An odd issue–apparently a fill-in to cover for the transition between regular artists (Aparo to Alan Davis)–with three stories featuring three of the five Outsiders. Barr really foreshadows in the prologue, starring Halo and Metamorpho, with Halo griping about not getting her own story… notice Batman isn’t there. It’s a fine fill-in idea, but what Barr comes up with for the characters is pretty lame.
Katana–in the best illustrated story, with Jerome K. Moore on the art–has a silent adventure involving gangsters and a stolen vase. Barr sets the whole thing to the play-by-plays of a Gotham Goliaths football game. It’s a cute idea, but obvious and lame. Barr has some space to do something with Katana and instead does nothing involving the character. It could have been–and probably was and has been–Batman or Superman when other writers have needed a quick fix.
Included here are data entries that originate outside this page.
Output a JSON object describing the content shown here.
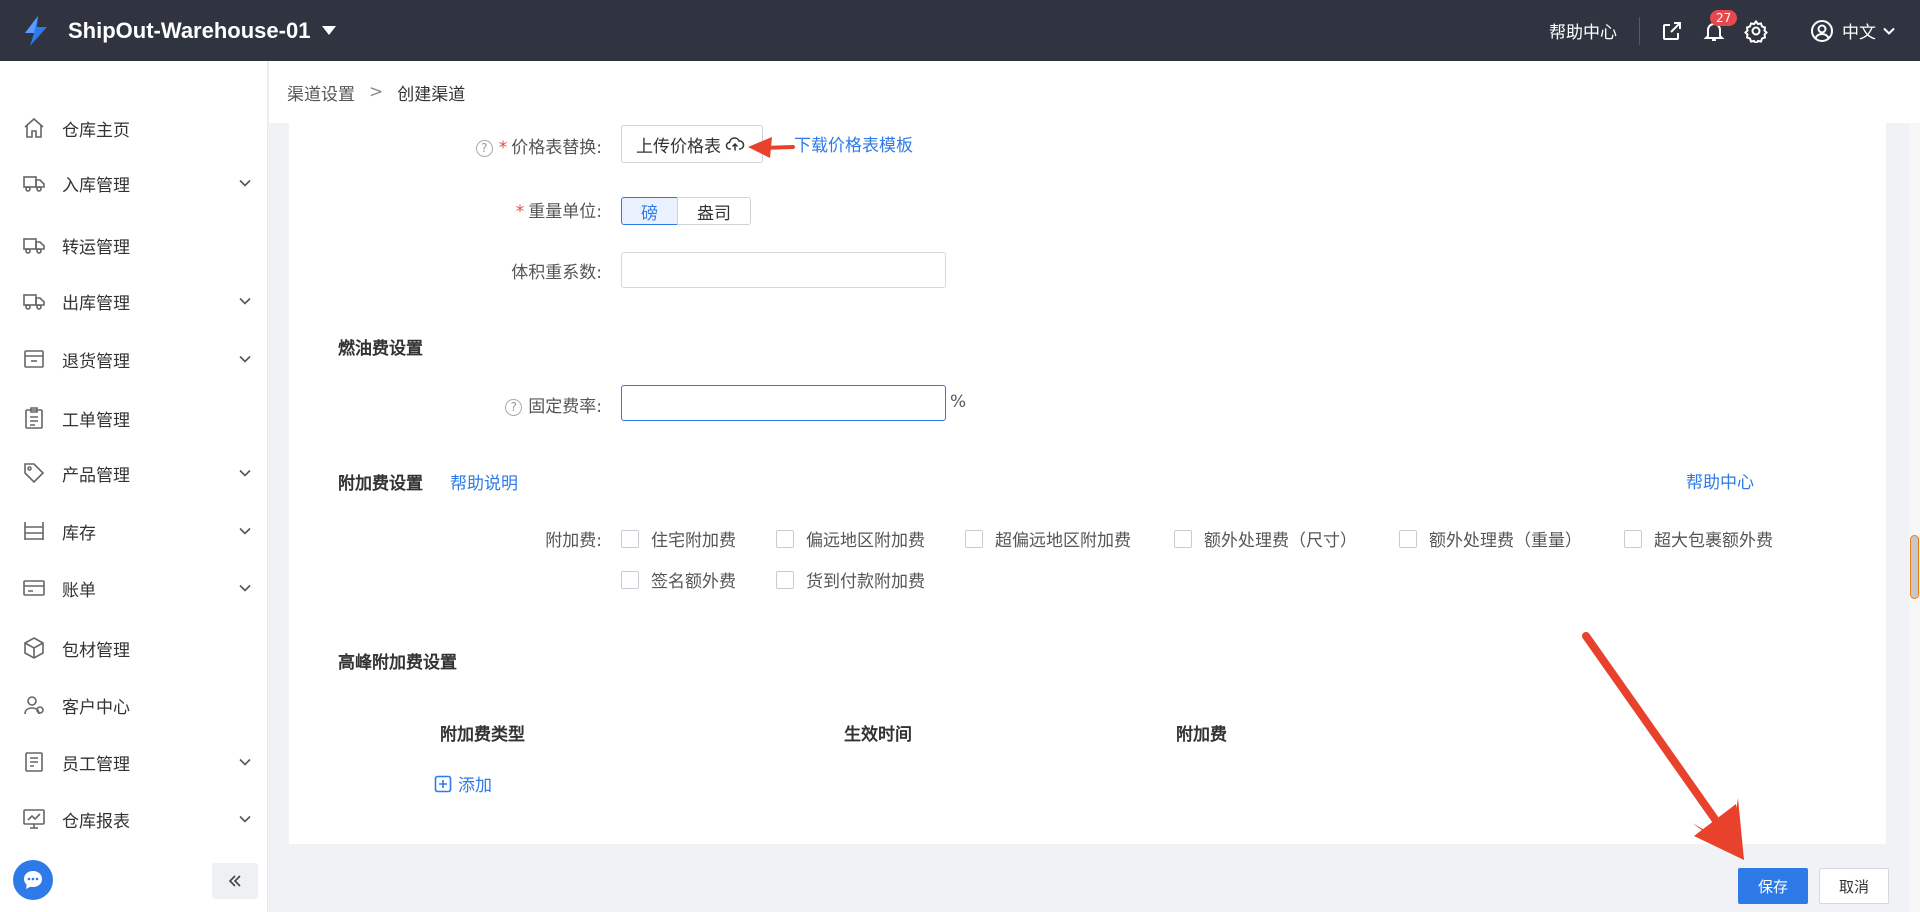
{
  "header": {
    "app_title": "ShipOut-Warehouse-01",
    "help_center": "帮助中心",
    "notification_count": "27",
    "language": "中文"
  },
  "sidebar": {
    "items": [
      {
        "label": "仓库主页",
        "icon": "home-icon",
        "expandable": false
      },
      {
        "label": "入库管理",
        "icon": "inbound-truck-icon",
        "expandable": true
      },
      {
        "label": "转运管理",
        "icon": "transfer-truck-icon",
        "expandable": false
      },
      {
        "label": "出库管理",
        "icon": "outbound-truck-icon",
        "expandable": true
      },
      {
        "label": "退货管理",
        "icon": "return-box-icon",
        "expandable": true
      },
      {
        "label": "工单管理",
        "icon": "clipboard-icon",
        "expandable": false
      },
      {
        "label": "产品管理",
        "icon": "tag-icon",
        "expandable": true
      },
      {
        "label": "库存",
        "icon": "shelf-icon",
        "expandable": true
      },
      {
        "label": "账单",
        "icon": "bill-icon",
        "expandable": true
      },
      {
        "label": "包材管理",
        "icon": "package-icon",
        "expandable": false
      },
      {
        "label": "客户中心",
        "icon": "customer-icon",
        "expandable": false
      },
      {
        "label": "员工管理",
        "icon": "staff-icon",
        "expandable": true
      },
      {
        "label": "仓库报表",
        "icon": "report-icon",
        "expandable": true
      }
    ]
  },
  "breadcrumb": {
    "parent": "渠道设置",
    "separator": ">",
    "current": "创建渠道"
  },
  "form": {
    "price_table_label": "价格表替换:",
    "upload_button": "上传价格表",
    "download_template": "下载价格表模板",
    "weight_unit_label": "重量单位:",
    "weight_unit_options": [
      "磅",
      "盎司"
    ],
    "weight_unit_selected": "磅",
    "volume_factor_label": "体积重系数:",
    "volume_factor_value": "",
    "fuel_section_title": "燃油费设置",
    "fixed_rate_label": "固定费率:",
    "fixed_rate_value": "",
    "fixed_rate_unit": "%",
    "surcharge_section_title": "附加费设置",
    "surcharge_help_link": "帮助说明",
    "help_center_link": "帮助中心",
    "surcharge_label": "附加费:",
    "surcharges": [
      "住宅附加费",
      "偏远地区附加费",
      "超偏远地区附加费",
      "额外处理费（尺寸）",
      "额外处理费（重量）",
      "超大包裹额外费",
      "签名额外费",
      "货到付款附加费"
    ],
    "peak_section_title": "高峰附加费设置",
    "peak_table_headers": [
      "附加费类型",
      "生效时间",
      "附加费"
    ],
    "add_button": "添加"
  },
  "footer": {
    "save": "保存",
    "cancel": "取消"
  },
  "colors": {
    "topbar": "#2f3440",
    "accent": "#2d7ae8",
    "annotation_arrow": "#e8412c"
  }
}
Geo-Force’s story, with almost unintelligible Trevor Von Eeden art (going through a line-heavy artistic phase), is actually Jaws 3-D with a mad scientist and a kid in a Superman shirt. It’s not even a cute Jaws 3-D rip, it’s just a flat rip. And it turns Geo-Force into a European lothario, which should be more amusing than it turns out to be.
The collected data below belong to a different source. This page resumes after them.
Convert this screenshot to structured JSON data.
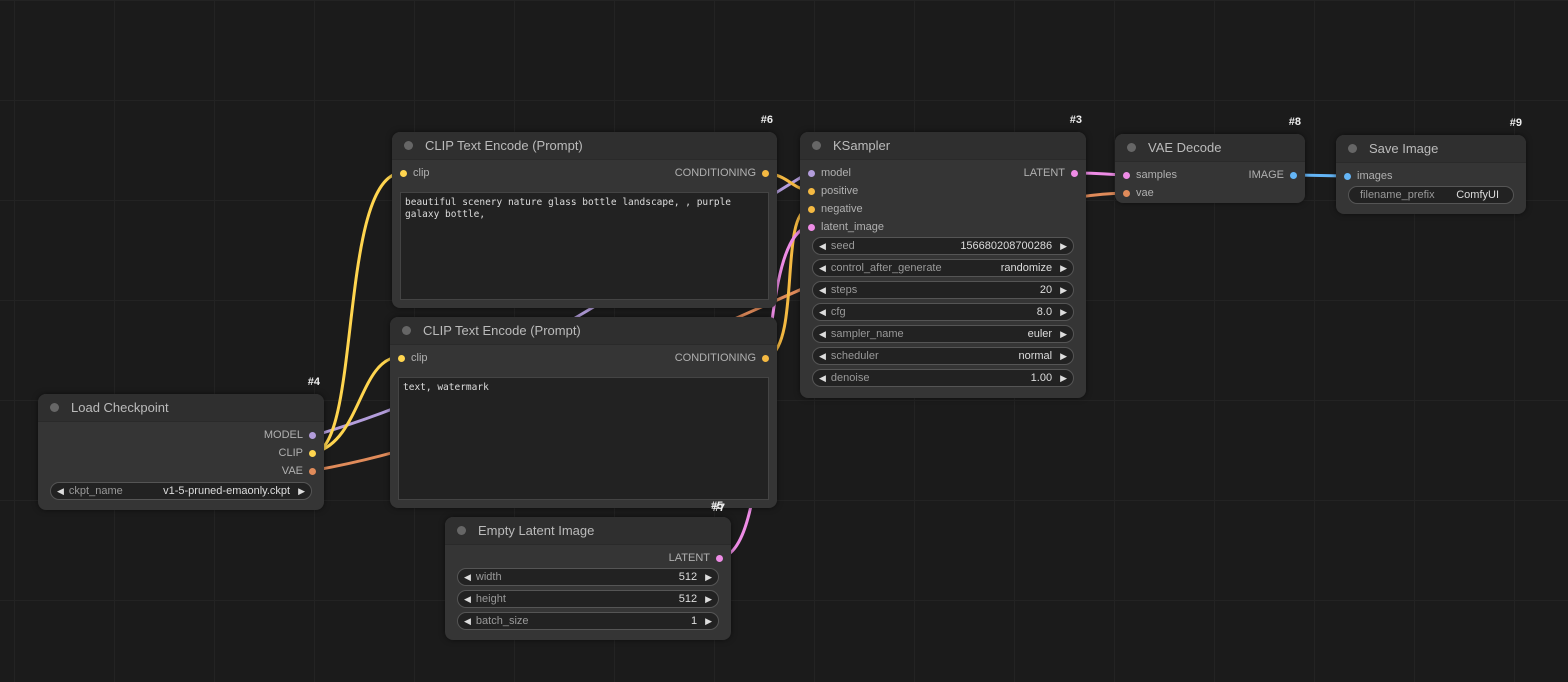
{
  "colors": {
    "model": "#b39ddb",
    "clip": "#ffd54f",
    "vae": "#e08b5a",
    "conditioning": "#f4b942",
    "latent": "#ee8ce6",
    "image": "#64b5f6"
  },
  "nodes": {
    "clip_pos": {
      "id": "#6",
      "title": "CLIP Text Encode (Prompt)",
      "input": "clip",
      "output": "CONDITIONING",
      "text": "beautiful scenery nature glass bottle landscape, , purple galaxy bottle,"
    },
    "clip_neg": {
      "id": "#7",
      "title": "CLIP Text Encode (Prompt)",
      "input": "clip",
      "output": "CONDITIONING",
      "text": "text, watermark"
    },
    "ksampler": {
      "id": "#3",
      "title": "KSampler",
      "inputs": [
        "model",
        "positive",
        "negative",
        "latent_image"
      ],
      "output": "LATENT",
      "widgets": [
        {
          "name": "seed",
          "value": "156680208700286"
        },
        {
          "name": "control_after_generate",
          "value": "randomize"
        },
        {
          "name": "steps",
          "value": "20"
        },
        {
          "name": "cfg",
          "value": "8.0"
        },
        {
          "name": "sampler_name",
          "value": "euler"
        },
        {
          "name": "scheduler",
          "value": "normal"
        },
        {
          "name": "denoise",
          "value": "1.00"
        }
      ]
    },
    "vae_decode": {
      "id": "#8",
      "title": "VAE Decode",
      "inputs": [
        "samples",
        "vae"
      ],
      "output": "IMAGE"
    },
    "save_image": {
      "id": "#9",
      "title": "Save Image",
      "input": "images",
      "widget": {
        "name": "filename_prefix",
        "value": "ComfyUI"
      }
    },
    "load_checkpoint": {
      "id": "#4",
      "title": "Load Checkpoint",
      "outputs": [
        "MODEL",
        "CLIP",
        "VAE"
      ],
      "widget": {
        "name": "ckpt_name",
        "value": "v1-5-pruned-emaonly.ckpt"
      }
    },
    "empty_latent": {
      "id": "#5",
      "title": "Empty Latent Image",
      "output": "LATENT",
      "widgets": [
        {
          "name": "width",
          "value": "512"
        },
        {
          "name": "height",
          "value": "512"
        },
        {
          "name": "batch_size",
          "value": "1"
        }
      ]
    }
  }
}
Black Lightning has the public interest story, as he returns to the ghetto in search of a truant. It’s lame, both in the plot and the resolution, though it does have the most action of all three stories, so I guess it moves the best.
As a concept issue, this one fails. As an anthology sampler, it fails too. It’s not incompetent, it’s not terrible, it’s just empty and useless.